BIOFIN supported the development of the SARAS system, which screens businesses against environmental and sustainability criteria. This framework ensures that credit allocation favors biodiversity-positive enterprises rather than environmentally harmful practices.
Using this framework, more than US$1 billion was disbursed in green credits to small and medium enterprises (SMEs) engaged in environmentally friendly activities, including ecological agriculture, renewable energy, green buildings, and sustainable production systems.
The credits were distributed through 78 credit unions, expanding access to finance for groups that are often excluded from traditional banking systems, including youth, women, and small-scale producers. More than half of the loans were provided to women-led businesses.
The scale is significant: while nearly US$1 billion per year has been identified as potentially harmful in subsidies, a comparable US$1 billion has now been channeled into green, biodiversity-aligned enterprises.
Ecuador’s experience illustrates a core principle of Target 18: reform is not only about removing harmful incentives — it is about redesigning financial systems so that public and private capital actively support nature-positive development.
Photo: UNDP Ecuador. The beneficiaries of green credits in Ecuador.

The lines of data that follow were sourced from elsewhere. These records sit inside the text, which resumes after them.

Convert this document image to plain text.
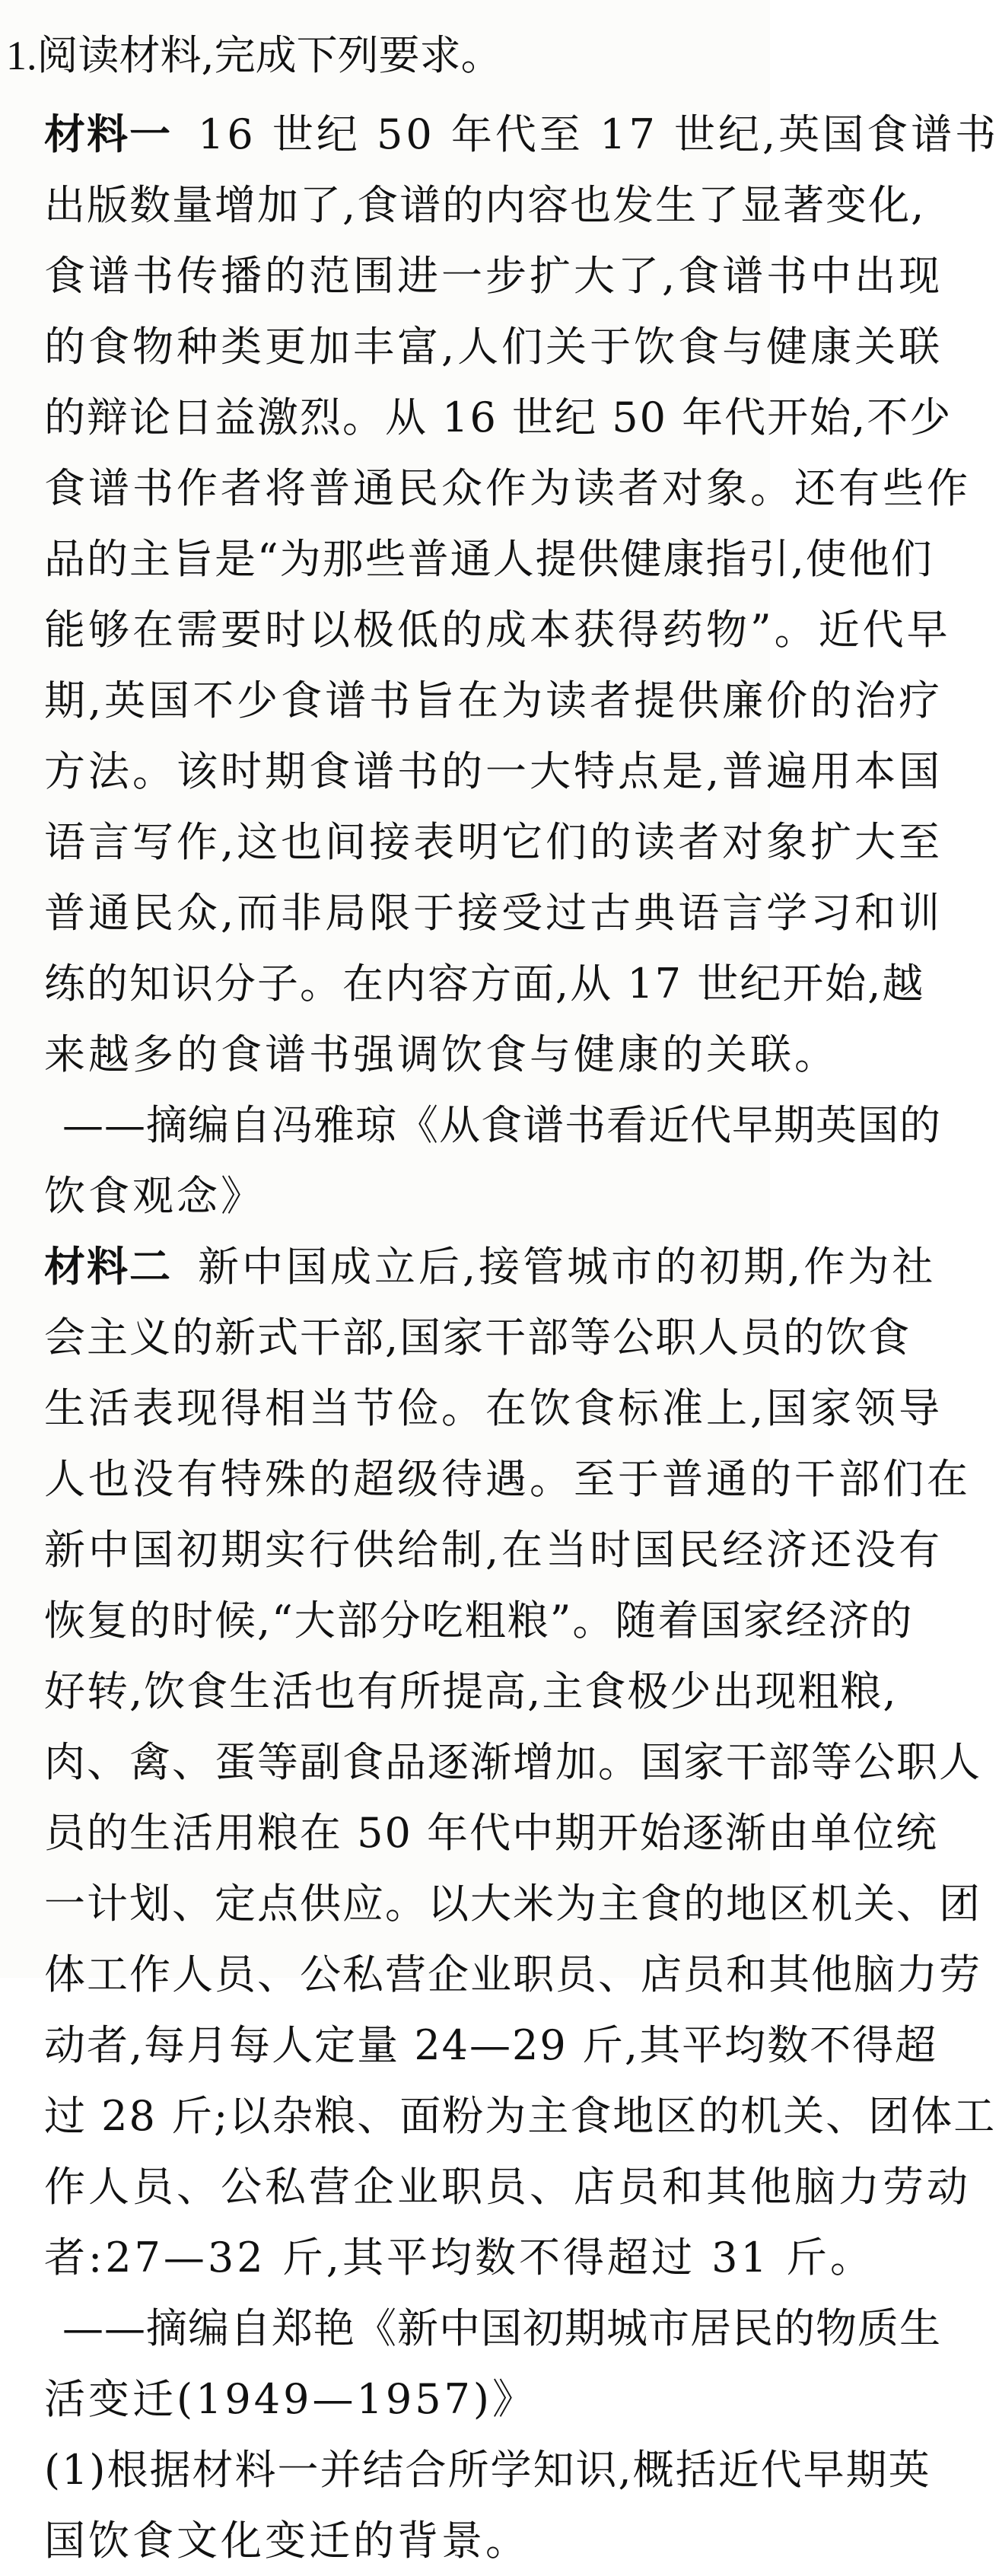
1.阅读材料,完成下列要求。
材料一 16 世纪 50 年代至 17 世纪,英国食谱书
出版数量增加了,食谱的内容也发生了显著变化,
食谱书传播的范围进一步扩大了,食谱书中出现
的食物种类更加丰富,人们关于饮食与健康关联
的辩论日益激烈。从 16 世纪 50 年代开始,不少
食谱书作者将普通民众作为读者对象。还有些作
品的主旨是“为那些普通人提供健康指引,使他们
能够在需要时以极低的成本获得药物”。近代早
期,英国不少食谱书旨在为读者提供廉价的治疗
方法。该时期食谱书的一大特点是,普遍用本国
语言写作,这也间接表明它们的读者对象扩大至
普通民众,而非局限于接受过古典语言学习和训
练的知识分子。在内容方面,从 17 世纪开始,越
来越多的食谱书强调饮食与健康的关联。
——摘编自冯雅琼《从食谱书看近代早期英国的
饮食观念》
材料二 新中国成立后,接管城市的初期,作为社
会主义的新式干部,国家干部等公职人员的饮食
生活表现得相当节俭。在饮食标准上,国家领导
人也没有特殊的超级待遇。至于普通的干部们在
新中国初期实行供给制,在当时国民经济还没有
恢复的时候,“大部分吃粗粮”。随着国家经济的
好转,饮食生活也有所提高,主食极少出现粗粮,
肉、禽、蛋等副食品逐渐增加。国家干部等公职人
员的生活用粮在 50 年代中期开始逐渐由单位统
一计划、定点供应。以大米为主食的地区机关、团
体工作人员、公私营企业职员、店员和其他脑力劳
动者,每月每人定量 24—29 斤,其平均数不得超
过 28 斤;以杂粮、面粉为主食地区的机关、团体工
作人员、公私营企业职员、店员和其他脑力劳动
者:27—32 斤,其平均数不得超过 31 斤。
——摘编自郑艳《新中国初期城市居民的物质生
活变迁(1949—1957)》
(1)根据材料一并结合所学知识,概括近代早期英
国饮食文化变迁的背景。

Why redesigning subsidies that harm nature central to biodiversity finance
The global biodiversity finance gap is estimated at US$700 billion per year. Yet harmful subsidies represent comparable or even larger annual flows.
Reforming these incentives corrects market distortions, reduces ecological damage at its source, frees fiscal space for positive investment, strengthens long-term economic resilience, and aligns public finance with biodiversity commitments.
Unlike entirely new funding streams, subsidy reform works within existing fiscal systems, making it one of the most powerful structural levers available to governments.
Delivering on the KMGBF
The examples from India, Thailand, and Ecuador show how countries are operationalizing:
- Target 18 — Reforming harmful incentives and scaling positive ones
- Target 14 — Integrating biodiversity values into fiscal and policy systems
- Target 19 — Mobilizing financial resources for biodiversity
If Target 19 focuses on mobilizing new resources, Target 18 focuses on redirecting the flows that already exist.
Together, they represent a systemic transformation: aligning economic systems with nature.